Maid for Each Other(60)



“Okay,” he said, his jaw flexing and unflexing as he just watched me for a moment. My heart was in my throat until he said, “Well, if at any time you start to change your mind, you let me know.”

“I will,” I said, downing the rest of my wine. It was intoxicating, knowing this beautiful man would be interested in exploring something with me.

That was some heady shit.

Some heady shit I definitely could not handle.

We walked around the city after dinner, Declan totally humoring me and letting me walk for hours. I was obsessed with the way Manhattan really was the city that never sleeps. No matter what time it was, there were people everywhere and I didn’t want to miss a minute of it.

And instead of being bored, like a local who didn’t understand my obsession, he seemed into it, just like me.

And he opened up like an actual friend, telling ridiculous stories and laughing at mine.

“That doesn’t even make any sense,” he said, outraged for me after I told him a long, rambling tale about the time my mom thought it was a good idea for us to move in with the mother of a guy she was dating when I was twelve. “The old lady was a stranger, right?”

“Yes,” I said, shaking my head. “And she had these birds that terrified me, in addition to making me sneeze twenty-four-seven. I’m fairly certain my teachers thought I had a monthlong cold because of my red nose and swollen eyes.”

“You only stayed there for a month?”

“A month exactly,” I said, shaking my head at the memory. “Thank heaven for those god-awful birds or we might never have left.”

He laughed. “So the allergies worked for good when it came to your mom’s dating life?”

“Sometimes,” I said, but then Doug’s face popped into my head and I grimaced.

“Oh, dear God, what’d I say?” he said, bumping my hip with his and sliding his fingers through mine.

I looked at him, surprised that he was holding my hand, and he gave me the kindest smile. “Why do you look so sad now, Mariano?”

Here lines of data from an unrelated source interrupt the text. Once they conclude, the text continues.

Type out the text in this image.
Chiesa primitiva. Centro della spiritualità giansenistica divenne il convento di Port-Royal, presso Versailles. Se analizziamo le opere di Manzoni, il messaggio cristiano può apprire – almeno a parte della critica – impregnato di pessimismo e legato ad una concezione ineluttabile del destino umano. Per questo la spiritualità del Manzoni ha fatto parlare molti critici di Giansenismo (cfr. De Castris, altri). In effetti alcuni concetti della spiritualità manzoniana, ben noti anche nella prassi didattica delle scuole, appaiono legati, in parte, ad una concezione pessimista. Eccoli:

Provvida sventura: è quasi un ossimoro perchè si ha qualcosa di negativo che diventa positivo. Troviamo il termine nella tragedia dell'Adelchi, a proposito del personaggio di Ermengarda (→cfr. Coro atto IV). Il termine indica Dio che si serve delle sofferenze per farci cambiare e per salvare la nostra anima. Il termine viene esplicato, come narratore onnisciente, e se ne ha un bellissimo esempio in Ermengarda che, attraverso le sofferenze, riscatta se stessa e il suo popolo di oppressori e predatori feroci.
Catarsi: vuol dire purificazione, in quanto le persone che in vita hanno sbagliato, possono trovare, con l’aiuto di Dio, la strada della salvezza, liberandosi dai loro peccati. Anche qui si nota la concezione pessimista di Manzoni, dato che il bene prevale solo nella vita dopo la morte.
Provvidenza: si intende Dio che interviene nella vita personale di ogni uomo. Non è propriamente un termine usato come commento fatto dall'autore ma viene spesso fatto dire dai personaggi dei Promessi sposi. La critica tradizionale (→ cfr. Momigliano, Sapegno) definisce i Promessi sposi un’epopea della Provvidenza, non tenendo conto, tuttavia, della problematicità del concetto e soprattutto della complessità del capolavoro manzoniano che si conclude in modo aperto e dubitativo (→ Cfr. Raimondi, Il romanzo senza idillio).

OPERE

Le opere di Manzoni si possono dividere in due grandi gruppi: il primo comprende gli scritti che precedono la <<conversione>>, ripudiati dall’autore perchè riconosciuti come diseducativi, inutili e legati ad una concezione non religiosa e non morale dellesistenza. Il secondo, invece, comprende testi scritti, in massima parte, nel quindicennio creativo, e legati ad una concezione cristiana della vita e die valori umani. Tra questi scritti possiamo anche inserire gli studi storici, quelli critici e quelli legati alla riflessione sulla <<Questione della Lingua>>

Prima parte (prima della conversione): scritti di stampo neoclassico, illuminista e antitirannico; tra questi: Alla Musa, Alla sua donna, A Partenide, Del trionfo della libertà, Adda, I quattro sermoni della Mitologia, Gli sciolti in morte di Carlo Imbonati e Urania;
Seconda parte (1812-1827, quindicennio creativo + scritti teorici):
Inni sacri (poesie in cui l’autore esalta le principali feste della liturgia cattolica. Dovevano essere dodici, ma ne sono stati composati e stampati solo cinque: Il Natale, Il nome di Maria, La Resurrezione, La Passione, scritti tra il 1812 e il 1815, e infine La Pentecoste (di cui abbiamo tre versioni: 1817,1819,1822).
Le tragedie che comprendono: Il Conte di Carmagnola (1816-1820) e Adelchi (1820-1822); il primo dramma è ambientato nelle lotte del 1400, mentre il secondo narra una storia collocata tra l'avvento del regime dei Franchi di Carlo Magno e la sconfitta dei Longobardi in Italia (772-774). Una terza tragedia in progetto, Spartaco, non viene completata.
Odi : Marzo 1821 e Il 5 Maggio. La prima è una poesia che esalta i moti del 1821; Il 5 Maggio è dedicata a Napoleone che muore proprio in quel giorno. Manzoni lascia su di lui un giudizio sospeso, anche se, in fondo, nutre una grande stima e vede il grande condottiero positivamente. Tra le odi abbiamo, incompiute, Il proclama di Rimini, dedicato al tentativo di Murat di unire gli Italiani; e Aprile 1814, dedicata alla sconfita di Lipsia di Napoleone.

I gave my head a little shake. “No, it’s a pathetic little story.”

“Tell me,” he said softly, looking at me like he really wanted to know. “Unless it’s too much for you and still hurts.”

That made something in my chest swell, or maybe grow, because what hurt a little bit was when he was so careful with me.

“Okay, so my mom dated this guy named Doug, right?” I said, clearing my throat and looking down the block in front of me, not at his face. “He was perfect. Good-looking, but more than that, he had a good job and was so incredibly nice to me. Like, he planted hydrangeas on his patio just because he knew I wasn’t allergic to them. He was that kind of nice, right?”

“Right,” he said, squeezing his fingers tighter between mine.

“He had a really great apartment, and I think my mom was counting the days until we could move in with him. Doug was literally the answer to her prayers.”

I could still picture the clean, bright apartment that always smelled like dryer sheets and sunshine. He used to let me play with the yoga balls in the fitness room when he ran on the treadmill, and sometimes he’d even take me to the apartment pool and let me splash around with him.

I loved Doug.

“Then he did something impulsive and sweet. He bought a puppy—a husky named Gaia. He said he’d always wanted one, and now I could play with her every time I came over.”

“Oh, shit,” Dex said.

“Oh, shit, indeed,” I said, shaking my head. “My mother, being my mother, thought that perhaps since Doug kept his apartment so clean and I’d never been around a husky before, maybe Gaia wouldn’t bother my asthma.”

“Are you fucking kidding me?” he muttered, sounding incredulous, and it made me smile in spite of the shitty recollection.

“So we’d go over to his place, I’d love all over that gorgeous dog, and we’d have to leave because my eyes would almost swell shut or I’d have to take my inhaler too much. My mom was sure I’d just grow a tolerance to it—she wanted to see Doug but she also couldn’t leave me at home alone. So, rinse and repeat until the time they had to call an ambulance because the inhaler just wouldn’t cut it anymore.”

“Dear God,” he said, stopping me with the jerk of my hand, in the middle of the crowded sidewalk. He looked down at me with sheer outrage on his face. “Obviously you were okay, but holy shit, Abi. It could’ve gone so much worse.”

My throat was tight and my eyes were scratchy as Dex raged for little Abigail. His reaction weakened my knees and made me feel kind of lightheaded, because even though he seemed angry, there was a softness in his eyes that told me he understood it was about so much more than a random allergic reaction.

It soothed something in me, the way he seemed to get it.

“It gets worse,” I said, tugging his hand to start walking again.

“Worse than near-death asthma attacks?”

I nodded and swallowed. “Yep. When I went to sleep at the hospital, Doug was there, holding my hand among the balloons and candy bouquets he’d bought for me in the gift shop, but when I woke up, it was just my mother bawling in the chair by the window.”

He stopped again, but this time he moved me closer to the building we were passing, out of foot traffic. “Why was she crying?”